Tidak hanya kepada petugas yang asal Aceh itu saja di suruh tanggalkan jilbab tetapi ada 17 anggota paskibraka muslimah lainya juga mendapat perlakuan sama.

Go Atjeh Go Atjeh Go Atjeh

Perlakuan  pelarangan penggunaan jilbab bagi petugas Paskibraka Muslimah telah mencuat dan memancing beragam komentar. Hal itu dinilai janggal karena sejak lama, pasukan Paskibraka Muslimah sudah boleh berjilbab.

Hal ini disampaikan Wakil Sekretaris Jenderal Purna Paskibraka Indonesia (PPI) Pusat, Irwan Indra. Ia mendapat kesempatan menjadi pasukan Paskibraka pada 2001 sebagai perwakilan dari Sumatra Utara. “Saat itu sudah dibolehkan berjilbab di daerah. Di nasional sudah sejak 2002. Dulu zaman Orde Baru memang tak boleh,” ujarnya kepada Republika, Rabu (14/8/2024).
Irwan juga menjalankan tugas sebagai pembina Paskibraka sejak 2016. Saat itu, pembinaan Paskibraka masih di bawah Kementerian Pemuda dan Olah Raga. Sejak 2022, pembinaannya di bawah Badan Pembinaan Ideologi Pancasila (BPIP).
“Saya sejak 2016 jadi pembina Paskibra nasional di Cibubur jadi tahu betul kebiasaan-kebiasaannya,” ujar Irwan. Ia menuturkan, sejak 2016, mereka sudah mulai memikirkan betul soal penghargaan terhadap keyakinan masing-masing anggota Paskibraka.
“Kita sudah mulai melakukan penjagaan terhadap adik-adik dari hal-hal yang bertentangan dengan keyakinan mereka. Dulu ada tradisi mandi kembang dan balik celana dalam, itu konyol dan kita ubah,” ia menuturkan.

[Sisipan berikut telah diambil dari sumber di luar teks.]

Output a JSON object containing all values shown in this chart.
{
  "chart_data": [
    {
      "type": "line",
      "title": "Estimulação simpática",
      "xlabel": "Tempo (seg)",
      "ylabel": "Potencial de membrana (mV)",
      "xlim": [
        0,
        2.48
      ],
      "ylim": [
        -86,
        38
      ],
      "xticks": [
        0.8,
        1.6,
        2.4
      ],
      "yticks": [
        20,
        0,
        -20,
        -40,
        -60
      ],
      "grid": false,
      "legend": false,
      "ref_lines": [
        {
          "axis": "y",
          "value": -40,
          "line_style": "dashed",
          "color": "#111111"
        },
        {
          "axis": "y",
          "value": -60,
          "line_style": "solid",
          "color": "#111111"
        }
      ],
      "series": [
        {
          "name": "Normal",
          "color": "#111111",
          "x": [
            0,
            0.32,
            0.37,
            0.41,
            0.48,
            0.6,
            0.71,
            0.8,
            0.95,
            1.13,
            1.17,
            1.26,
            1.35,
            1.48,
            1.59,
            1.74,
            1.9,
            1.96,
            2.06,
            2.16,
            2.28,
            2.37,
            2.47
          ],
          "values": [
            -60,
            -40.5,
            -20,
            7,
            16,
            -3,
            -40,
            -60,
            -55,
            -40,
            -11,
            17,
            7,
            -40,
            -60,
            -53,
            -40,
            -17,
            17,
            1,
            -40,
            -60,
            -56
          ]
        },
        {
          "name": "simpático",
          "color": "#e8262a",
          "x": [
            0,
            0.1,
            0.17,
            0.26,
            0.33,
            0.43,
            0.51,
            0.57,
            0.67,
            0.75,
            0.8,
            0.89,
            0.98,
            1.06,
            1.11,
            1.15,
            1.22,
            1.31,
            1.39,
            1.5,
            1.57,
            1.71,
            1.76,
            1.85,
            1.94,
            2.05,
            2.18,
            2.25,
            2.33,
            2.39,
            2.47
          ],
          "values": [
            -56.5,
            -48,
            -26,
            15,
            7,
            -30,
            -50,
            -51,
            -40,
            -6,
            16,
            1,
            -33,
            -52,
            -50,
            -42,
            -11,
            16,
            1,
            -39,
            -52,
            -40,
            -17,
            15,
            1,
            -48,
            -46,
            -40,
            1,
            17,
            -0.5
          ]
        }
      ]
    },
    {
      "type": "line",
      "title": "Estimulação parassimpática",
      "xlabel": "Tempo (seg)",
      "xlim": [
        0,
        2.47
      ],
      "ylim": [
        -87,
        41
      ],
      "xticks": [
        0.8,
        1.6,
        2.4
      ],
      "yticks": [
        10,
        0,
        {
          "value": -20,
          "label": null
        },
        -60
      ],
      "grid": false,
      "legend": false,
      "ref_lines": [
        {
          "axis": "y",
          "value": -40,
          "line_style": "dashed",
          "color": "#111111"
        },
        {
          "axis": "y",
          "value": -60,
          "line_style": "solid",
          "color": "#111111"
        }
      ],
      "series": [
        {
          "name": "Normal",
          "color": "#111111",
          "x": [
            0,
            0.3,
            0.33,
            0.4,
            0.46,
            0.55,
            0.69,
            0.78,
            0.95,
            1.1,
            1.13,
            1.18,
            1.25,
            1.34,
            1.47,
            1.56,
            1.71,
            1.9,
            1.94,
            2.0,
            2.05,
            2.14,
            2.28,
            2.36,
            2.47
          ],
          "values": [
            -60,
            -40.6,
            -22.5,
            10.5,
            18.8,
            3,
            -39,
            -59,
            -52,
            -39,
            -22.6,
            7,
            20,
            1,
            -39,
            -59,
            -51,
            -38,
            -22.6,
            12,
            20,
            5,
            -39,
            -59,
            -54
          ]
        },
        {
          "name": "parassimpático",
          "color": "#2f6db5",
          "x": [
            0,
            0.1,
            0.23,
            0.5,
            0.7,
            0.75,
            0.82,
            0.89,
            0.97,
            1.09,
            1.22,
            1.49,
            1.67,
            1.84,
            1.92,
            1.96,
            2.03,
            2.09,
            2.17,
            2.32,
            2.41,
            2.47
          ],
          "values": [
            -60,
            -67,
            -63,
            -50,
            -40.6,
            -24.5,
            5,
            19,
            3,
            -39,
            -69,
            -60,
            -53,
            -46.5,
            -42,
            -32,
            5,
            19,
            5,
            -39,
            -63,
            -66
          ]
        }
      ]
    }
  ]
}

Soal pakaian untuk Paskibraka Muslimah yang hendak menjaga aurat juga dipertimbangkan. Misalnya, rok yang dipanjangkan dan penggunaan legging. “Bahkan pada 2021, pembawa baki Bendera Pusaka pakai jilbab. Makanya kita heran.”

Sebab itu, ia dan rekan-rekannya di PPI terkejut saat pada 13 Agustus lalu tak ada satupun Paskibraka putri yang berjilbab. “Kita kaget, koq ada yang berubah karena selama ini fine-fine saja soal keyakinan yang pake atau lepas jilbab,” ujarnya.

Dari situ kemudian muncul kerisauan di para senior di PPI daerah-daerah. Setelah ditelusuri, ternyata dari 38 provinsi ada 18 yang mengirimkan Muslimah berjilbab untuk jadi petugas Paskibraka pusat. “Kita cek ke semua PPI ke provinsi. Apakah benar tidak pakai jilbab? Mereka ramai bersuara, 18 provinsi pakai jilbab. Ada adik-adik kita yang sudah sejak SD sudah pakai jilbab,” kata Irwan.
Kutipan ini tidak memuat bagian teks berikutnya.